Well, this is the first blog I've written in a while! This past month has been crazy-I went to Awana Summit out in Chicago, IL and God really blessed our team and we made many memories and built closer friendships. After Summit, my family stayed in Chicago along with another family to look at Wheaton College and Moody Bible Institute! We had a wonderful time, and God clearly showed me that I am supposed to go to Moody Bible Institute and devote my life to ministry! About a month or so before we went to tour the colleges, I was really praying and asking God whether or not He wanted me in full-time ministry. It was then that He gave me some verses in Isaiah that pierced my heart and that strongly affirmed that He wants me to serve Him through ministry. So even before we went to tour the colleges, my heart was leaning towards Moody, though I wasn't sure if that was what God had in mind.
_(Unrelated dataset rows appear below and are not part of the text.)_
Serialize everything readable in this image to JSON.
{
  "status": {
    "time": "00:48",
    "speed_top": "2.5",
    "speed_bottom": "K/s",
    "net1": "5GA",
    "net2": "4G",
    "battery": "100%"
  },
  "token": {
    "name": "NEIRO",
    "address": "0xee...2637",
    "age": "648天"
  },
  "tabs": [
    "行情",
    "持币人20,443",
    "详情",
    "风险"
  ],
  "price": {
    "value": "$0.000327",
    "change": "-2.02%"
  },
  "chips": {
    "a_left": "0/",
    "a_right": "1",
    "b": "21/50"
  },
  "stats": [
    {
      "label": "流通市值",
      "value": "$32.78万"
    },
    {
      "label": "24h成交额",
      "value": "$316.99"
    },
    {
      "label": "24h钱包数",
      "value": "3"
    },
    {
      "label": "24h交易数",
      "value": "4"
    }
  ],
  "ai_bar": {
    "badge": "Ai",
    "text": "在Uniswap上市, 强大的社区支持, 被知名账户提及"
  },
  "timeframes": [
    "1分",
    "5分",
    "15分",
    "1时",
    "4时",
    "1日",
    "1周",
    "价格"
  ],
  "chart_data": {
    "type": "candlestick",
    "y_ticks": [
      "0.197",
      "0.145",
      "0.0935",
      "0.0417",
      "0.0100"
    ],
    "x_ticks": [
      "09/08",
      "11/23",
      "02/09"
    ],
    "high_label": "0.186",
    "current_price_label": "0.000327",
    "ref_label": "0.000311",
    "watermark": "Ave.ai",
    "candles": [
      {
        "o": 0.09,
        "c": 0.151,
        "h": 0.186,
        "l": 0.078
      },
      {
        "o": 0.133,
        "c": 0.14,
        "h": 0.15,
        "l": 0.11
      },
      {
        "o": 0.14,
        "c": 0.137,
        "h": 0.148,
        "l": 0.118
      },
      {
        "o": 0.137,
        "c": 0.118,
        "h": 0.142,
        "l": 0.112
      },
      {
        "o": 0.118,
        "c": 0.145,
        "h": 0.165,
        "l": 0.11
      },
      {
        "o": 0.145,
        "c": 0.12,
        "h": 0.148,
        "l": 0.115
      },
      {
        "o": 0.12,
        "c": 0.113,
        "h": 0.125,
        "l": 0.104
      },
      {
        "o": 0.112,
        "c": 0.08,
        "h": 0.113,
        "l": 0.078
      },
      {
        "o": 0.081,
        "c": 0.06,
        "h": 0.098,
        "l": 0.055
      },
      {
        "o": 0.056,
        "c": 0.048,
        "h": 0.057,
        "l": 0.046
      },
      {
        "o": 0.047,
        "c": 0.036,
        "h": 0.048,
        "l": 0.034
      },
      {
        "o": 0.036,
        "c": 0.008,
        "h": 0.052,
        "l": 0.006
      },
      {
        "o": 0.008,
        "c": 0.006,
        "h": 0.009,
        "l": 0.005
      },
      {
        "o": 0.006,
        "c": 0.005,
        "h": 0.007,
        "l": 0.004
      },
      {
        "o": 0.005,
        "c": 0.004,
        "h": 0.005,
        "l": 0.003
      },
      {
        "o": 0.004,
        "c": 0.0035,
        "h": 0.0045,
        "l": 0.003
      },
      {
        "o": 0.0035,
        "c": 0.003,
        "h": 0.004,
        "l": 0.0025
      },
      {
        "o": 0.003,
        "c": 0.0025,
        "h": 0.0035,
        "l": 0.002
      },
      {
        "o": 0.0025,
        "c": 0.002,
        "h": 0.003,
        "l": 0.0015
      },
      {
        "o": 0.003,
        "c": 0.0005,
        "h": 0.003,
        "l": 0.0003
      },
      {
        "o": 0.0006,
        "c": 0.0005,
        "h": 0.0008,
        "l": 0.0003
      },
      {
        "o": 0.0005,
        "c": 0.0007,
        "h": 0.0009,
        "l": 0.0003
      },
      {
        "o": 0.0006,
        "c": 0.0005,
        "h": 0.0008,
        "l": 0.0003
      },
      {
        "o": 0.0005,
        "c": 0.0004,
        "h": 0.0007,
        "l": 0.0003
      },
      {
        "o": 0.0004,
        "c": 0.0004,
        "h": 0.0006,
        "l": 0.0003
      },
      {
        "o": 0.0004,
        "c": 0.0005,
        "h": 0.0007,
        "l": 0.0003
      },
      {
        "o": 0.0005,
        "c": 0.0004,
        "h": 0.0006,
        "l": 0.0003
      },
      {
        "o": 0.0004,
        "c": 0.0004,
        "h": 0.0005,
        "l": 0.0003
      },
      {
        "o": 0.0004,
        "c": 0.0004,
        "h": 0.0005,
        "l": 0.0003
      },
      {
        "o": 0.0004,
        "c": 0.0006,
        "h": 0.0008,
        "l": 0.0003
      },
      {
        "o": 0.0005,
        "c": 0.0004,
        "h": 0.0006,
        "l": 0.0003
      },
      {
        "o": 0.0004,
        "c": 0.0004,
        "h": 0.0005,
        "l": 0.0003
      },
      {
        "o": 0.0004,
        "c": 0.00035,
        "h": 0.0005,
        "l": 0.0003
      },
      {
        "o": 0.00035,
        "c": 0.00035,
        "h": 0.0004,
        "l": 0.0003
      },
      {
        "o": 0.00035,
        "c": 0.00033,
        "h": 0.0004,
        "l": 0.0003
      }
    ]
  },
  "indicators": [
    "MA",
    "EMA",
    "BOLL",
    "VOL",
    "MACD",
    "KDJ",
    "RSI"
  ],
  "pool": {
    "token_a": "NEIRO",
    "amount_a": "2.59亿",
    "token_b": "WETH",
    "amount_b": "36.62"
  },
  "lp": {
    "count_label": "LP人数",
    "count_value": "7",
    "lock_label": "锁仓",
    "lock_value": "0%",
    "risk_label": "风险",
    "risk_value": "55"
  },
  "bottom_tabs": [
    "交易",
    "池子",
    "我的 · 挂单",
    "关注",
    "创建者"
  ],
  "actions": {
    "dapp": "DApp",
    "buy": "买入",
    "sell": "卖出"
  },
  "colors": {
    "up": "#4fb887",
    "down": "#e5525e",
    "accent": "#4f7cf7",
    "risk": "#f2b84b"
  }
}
But the moment we stepped onto the Moody campus, the Lord spoke to me in His still, small voice and said "This is it. This is where I want you, and this is where you're supposed to be." This excites me immensely, but it also scares me-I'm the kind of person who doesn't really like change, but I am learning to trust in the Lord and give my fears and insecurities to Him.
God has given me a peace about going into ministry and going to Moody. I'm not sure exactly what capacity of ministry God has called me to, though I've felt called to be a missionary in China since I was 6 years old. I guess that I just need to keep on listening to the Lord, for He is faithful.
On a side note, I must say that after being at Summit, surrounded by other amazing Christian peers, I feel so energized and spiritually full! I am so thankful to be serving the Living God, and to be His child-redeemed by the precious blood of Jesus. Though the future is rather daunting at times, I know that the Lord will go before me, and that He is beside me every step of the way.